Global water crisis due to mismanagement, says UN

There is enough freshwater in the world, but its uneven distribution leaves a fifth of the world's population without access to safe drinking water and 40% with no basic sanitation, the UN said in its second World Water Development Report.


The triennial report, which gives the most comprehensive assessment of global freshwater resources to date, was published Thursday in anticipation of the World Water Forum in Mexico. It finds 1.1bn people are deprived of clean drinking water and 2.6bn of basic sanitation – figures based on a joint monitoring programme by the World Health Organisation and UNICEF.

This situation is blamed on “mismanagement, corruption, lack of appropriate institutions, bureaucratic inertia and a shortage of new investments in building human capacity as well as physical infrastructure.”

It is governance systems that “determine who gets what water, when and how, and decide who has the right to water and related services,” the report says.

Most of the billions deprived of water resources live in the world’s poorest countries. Their situation is likely to worsen with growing demand for food and galloping urbanisation, according to the report.

The world’s food needs will grow by 55% by 2030, and with them the need for irrigation, which already swallows up 70% of all freshwater destined for human use.

By 2007, half of the world’s inhabitants will be living in towns and cities. This proportion will further grow to almost two-thirds by 2030, with an estimated two billion of the urbanised masses living in slums and squatter settlements.

The UN report also predicts that water could provide electricity to some of the two billion inhabitants of developing countries who have no access to reliable forms of energy. While Europe uses 75% of its hydroelectricity potential, Africa, where 60% of the population has no electricity, only makes use of 7% of its potential.

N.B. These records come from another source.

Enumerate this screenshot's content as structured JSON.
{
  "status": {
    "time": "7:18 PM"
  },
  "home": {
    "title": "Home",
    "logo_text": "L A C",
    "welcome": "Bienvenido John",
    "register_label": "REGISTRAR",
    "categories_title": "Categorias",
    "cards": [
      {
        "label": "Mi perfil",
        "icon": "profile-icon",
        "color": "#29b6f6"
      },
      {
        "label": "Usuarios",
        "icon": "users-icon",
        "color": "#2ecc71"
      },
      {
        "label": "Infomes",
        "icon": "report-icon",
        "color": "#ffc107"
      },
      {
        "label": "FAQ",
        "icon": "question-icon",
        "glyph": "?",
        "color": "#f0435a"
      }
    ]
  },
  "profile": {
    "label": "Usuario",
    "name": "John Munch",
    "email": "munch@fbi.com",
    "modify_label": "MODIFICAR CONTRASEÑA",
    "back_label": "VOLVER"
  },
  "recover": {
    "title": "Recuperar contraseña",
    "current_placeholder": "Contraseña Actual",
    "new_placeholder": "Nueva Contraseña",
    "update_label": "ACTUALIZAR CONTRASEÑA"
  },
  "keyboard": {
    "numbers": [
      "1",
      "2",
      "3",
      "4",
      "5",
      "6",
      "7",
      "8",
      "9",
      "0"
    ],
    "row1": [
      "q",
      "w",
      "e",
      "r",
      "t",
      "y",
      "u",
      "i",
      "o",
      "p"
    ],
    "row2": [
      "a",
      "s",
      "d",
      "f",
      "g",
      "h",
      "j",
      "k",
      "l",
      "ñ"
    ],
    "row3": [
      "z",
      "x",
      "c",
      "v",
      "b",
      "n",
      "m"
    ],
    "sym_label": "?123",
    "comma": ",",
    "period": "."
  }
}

Director-General of the UN Educational, Scientific and Cultural Organization Koichiro Marsuura said: “Good governance is essential for managing our increasingly-stretched supplies of freshwater and indispensable for tackling poverty. There is no blueprint for good governance, which is both complex and dynamic.”

“But we know that it must include adequate institutions – nationally, regionally and locally, strong, effective legal frameworks and sufficient human and financial resources.”